Sebagai salah satu situs dominasi, karya sastra merupakan ajang pertarungan bagi pembentuk blok historis secara dominatif. Sebagai ideologi, karya sastra seperti halnya filsafat berfungsi sebagai pemelihara persatuan blok sosial yang menyeluruh, sebagai alat pemersatu, antara kekuatan-kekuatan sosial yang sesungguhnya bertentangan. Akan tetapi pada saat yang bersamaan hal tersebut juga menjadi ajang pertarungan, tindakan kolektif bagi kelompok subordinat untuk melakukan perlawanan atau counter dominasi. Sebagai gerakan pemersatu, gerakan perlawanan ini pun merupakan tindakan politik, merupakan usaha kelompok subordinat untuk menolak unsur ideologis yang datang dari luar kelompoknya sendiri (Faruk, 2005:74).
Resistensi yang dilakukan seseorang karena adanya tekanan tertentu dari pihak lain terhadap kebebasan dirinya. Dari berbagai penyebab yang ada, salah satu motivasi yang menggerakan kekuatan resistensi diri adalah demi membela dan mempertahankan harkat dan harga diri keluarga atau pun pribadinya. Harga diri adalah segala-galanya sehingga sering terjadi seseorang rela mengorbankan segalanya, termasuk nyawa sekalipun untuk membela harga dirinya.
Dalam sejarah umat manusia, salah satu penyebab seseorang atau kelompok orang melakukan invansi dan menguasai pihak lain adalah karena dipengaruhi oleh ideologi yang dianutnya, misalnya kapitalisme, sosialisme, liberalisme, ataupun karena keyakinan agama yang dianutnya. Begitu kuatnya pengaruh ideologi tersebut dalam masyarakat, sehingga Ruthven (1984:31) mengatakan bahwa ideologi adalah manifestasi dengan cara pengekspresian diri kita sendirindan diekspresikan bersama yang lain. Demikian pula dengan penguasaan laki-laki terhadap perempuan, hal ini dilegalkan oleh ideologi patriarki yang telah berakar kuat dalam tatanan masyarakat. Ideologi tersebut telah melahirkan kekuatan dominasi, terutama kepada perempuan, sehingga ia senantiasa menerima segala peran gender yang timpang. Ideologi itu menjadi pembenaran sehingga laki-laki dengan leluasa melancarkan kekuasaan di atas perempuan tanpa ada perlawanan dari pihak yang dikuasai itu. Inferior perempuan bukan secara alami, melainkan diciptakan secara intrinsik oleh budaya yang didominasi laki-laki yang tidak dapat mereka tolak dan tinggalkan (Ruthven, 1984:44).

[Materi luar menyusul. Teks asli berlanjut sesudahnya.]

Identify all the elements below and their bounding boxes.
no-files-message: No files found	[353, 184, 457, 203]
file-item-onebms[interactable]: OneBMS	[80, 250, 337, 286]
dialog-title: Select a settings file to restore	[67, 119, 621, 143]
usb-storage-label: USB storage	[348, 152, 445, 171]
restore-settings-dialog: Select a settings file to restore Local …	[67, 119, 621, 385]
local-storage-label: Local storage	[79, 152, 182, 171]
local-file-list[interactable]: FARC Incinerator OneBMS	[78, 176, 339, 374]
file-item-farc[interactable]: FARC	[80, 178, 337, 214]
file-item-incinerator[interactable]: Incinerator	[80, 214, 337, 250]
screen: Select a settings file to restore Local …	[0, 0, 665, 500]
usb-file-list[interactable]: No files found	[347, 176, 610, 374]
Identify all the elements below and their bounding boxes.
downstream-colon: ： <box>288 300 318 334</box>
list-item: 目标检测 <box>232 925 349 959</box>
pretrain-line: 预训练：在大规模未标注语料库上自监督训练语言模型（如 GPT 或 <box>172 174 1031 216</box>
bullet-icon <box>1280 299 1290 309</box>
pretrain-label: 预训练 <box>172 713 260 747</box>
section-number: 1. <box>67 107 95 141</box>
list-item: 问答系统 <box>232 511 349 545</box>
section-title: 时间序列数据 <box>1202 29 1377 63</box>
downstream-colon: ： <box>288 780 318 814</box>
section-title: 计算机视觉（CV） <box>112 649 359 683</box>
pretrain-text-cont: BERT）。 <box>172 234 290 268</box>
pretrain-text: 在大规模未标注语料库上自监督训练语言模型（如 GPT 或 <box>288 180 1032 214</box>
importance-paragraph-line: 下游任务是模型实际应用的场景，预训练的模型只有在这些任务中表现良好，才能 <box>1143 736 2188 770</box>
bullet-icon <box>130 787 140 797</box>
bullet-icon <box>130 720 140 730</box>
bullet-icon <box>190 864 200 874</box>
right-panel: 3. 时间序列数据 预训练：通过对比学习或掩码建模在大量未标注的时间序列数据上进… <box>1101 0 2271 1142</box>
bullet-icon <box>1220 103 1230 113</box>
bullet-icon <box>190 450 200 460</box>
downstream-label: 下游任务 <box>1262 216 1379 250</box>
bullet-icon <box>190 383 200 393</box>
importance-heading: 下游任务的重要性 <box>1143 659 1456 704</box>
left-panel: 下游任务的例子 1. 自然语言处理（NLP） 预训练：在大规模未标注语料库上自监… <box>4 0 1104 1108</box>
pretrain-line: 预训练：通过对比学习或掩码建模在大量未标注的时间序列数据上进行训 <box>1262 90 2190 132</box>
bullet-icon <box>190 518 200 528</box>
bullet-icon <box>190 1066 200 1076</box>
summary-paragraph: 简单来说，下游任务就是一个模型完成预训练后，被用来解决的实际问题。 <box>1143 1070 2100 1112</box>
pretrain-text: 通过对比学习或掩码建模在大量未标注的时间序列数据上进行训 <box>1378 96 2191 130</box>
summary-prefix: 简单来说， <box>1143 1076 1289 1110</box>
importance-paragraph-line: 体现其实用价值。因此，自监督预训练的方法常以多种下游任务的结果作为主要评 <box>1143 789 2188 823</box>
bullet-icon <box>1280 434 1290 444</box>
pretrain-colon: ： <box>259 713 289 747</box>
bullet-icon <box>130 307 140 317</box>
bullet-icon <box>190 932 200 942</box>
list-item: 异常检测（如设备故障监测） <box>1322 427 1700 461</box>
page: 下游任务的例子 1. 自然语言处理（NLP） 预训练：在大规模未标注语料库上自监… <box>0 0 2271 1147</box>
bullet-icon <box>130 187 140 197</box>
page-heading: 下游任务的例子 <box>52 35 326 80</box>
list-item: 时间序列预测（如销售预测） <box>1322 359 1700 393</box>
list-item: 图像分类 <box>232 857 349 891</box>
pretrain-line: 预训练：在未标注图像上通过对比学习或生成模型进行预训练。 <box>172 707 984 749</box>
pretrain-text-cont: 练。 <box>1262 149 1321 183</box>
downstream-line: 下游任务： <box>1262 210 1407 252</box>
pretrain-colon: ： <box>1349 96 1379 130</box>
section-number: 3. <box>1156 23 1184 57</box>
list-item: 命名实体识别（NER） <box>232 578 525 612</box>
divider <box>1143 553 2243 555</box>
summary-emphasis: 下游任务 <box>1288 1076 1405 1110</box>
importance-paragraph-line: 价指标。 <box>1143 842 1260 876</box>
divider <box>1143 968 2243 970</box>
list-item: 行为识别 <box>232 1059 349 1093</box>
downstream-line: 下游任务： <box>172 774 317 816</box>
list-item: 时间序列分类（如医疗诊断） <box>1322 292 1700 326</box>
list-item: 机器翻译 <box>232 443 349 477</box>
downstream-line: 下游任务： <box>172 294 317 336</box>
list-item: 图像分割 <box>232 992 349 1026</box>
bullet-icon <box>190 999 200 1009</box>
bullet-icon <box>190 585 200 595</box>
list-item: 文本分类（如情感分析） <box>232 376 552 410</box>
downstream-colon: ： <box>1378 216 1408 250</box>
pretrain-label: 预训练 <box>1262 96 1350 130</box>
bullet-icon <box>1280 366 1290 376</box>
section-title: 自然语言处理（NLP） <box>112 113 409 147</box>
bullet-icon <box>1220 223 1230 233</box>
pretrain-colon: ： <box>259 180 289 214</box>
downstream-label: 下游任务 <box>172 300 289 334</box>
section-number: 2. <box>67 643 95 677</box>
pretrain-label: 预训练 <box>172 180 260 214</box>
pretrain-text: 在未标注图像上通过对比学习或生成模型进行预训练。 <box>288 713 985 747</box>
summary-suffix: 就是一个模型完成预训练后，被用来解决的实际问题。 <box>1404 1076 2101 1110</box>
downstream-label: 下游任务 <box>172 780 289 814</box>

Menurut Nugroho (2008:153) beroperasinya dominasi budaya dapat dicapai melalui pewarisan budaya dan kekerasan secara tak langsung. Manifestasi ideologi dominasi berlangsung melalui pengaruh budaya yang disebarkan secara sadar dan dapat meresap, serta berperan dalam menafsirkan pengalaman tentang kenyataan. Proses penafsiran itu memang berlangsung secara tersembunyi (tersamar), tetapi terjadi secara terus menerus (Subandy, 1997:xv). Hal ini menunjukkan bahwa secara sistematik ideologi mencengkoki orang banyak termasuk perempuan dengan pikiran-pikiran tertentu, dokrin-dokrin tertentu, bias-bias tertentu, sistem-sistem preferensi tertentu, bahkan “tuhan-tuhan tertentu”. Hal ini jauh lebih menentukan dalam jangka panjang daripada memaksa mereka melakukan sesuatu dengan tendanagn sepatu lars atau di bawah ancaman bayonet (Pabotinggi, 1986:215). Ideologi superior telah mampu mengdominasi masyarakat, baik dalam tataran ide maupun aksi, sehingga masyarakat tidak mempersoalkan perbedaan tersebut. Pandangan perempuan terhadap kapasitas diri mereka dikonstruksi secara sosial kultural yang sudah berlangsung lama, sehingga masyarakat menerima peran tersebut sebagai sebuah takdir.
Untuk dapat keluar dari sangkar dominasi harus dipahami bahwa proses dominasi dalam tahap sadar maupun tidak sadar. Resistensi counter simbolisme atau counter-dominasy tidak mungkin dimulai jika masyarakat tidak terbebaskan dari keterpesonaan tatanan dominasi yang dibungkus sedemikian canggih, melalui praktik diskursus politik sistem Negara ataupun ilusi-ilusi budaya kapitalis (Nugroho, 2008:153).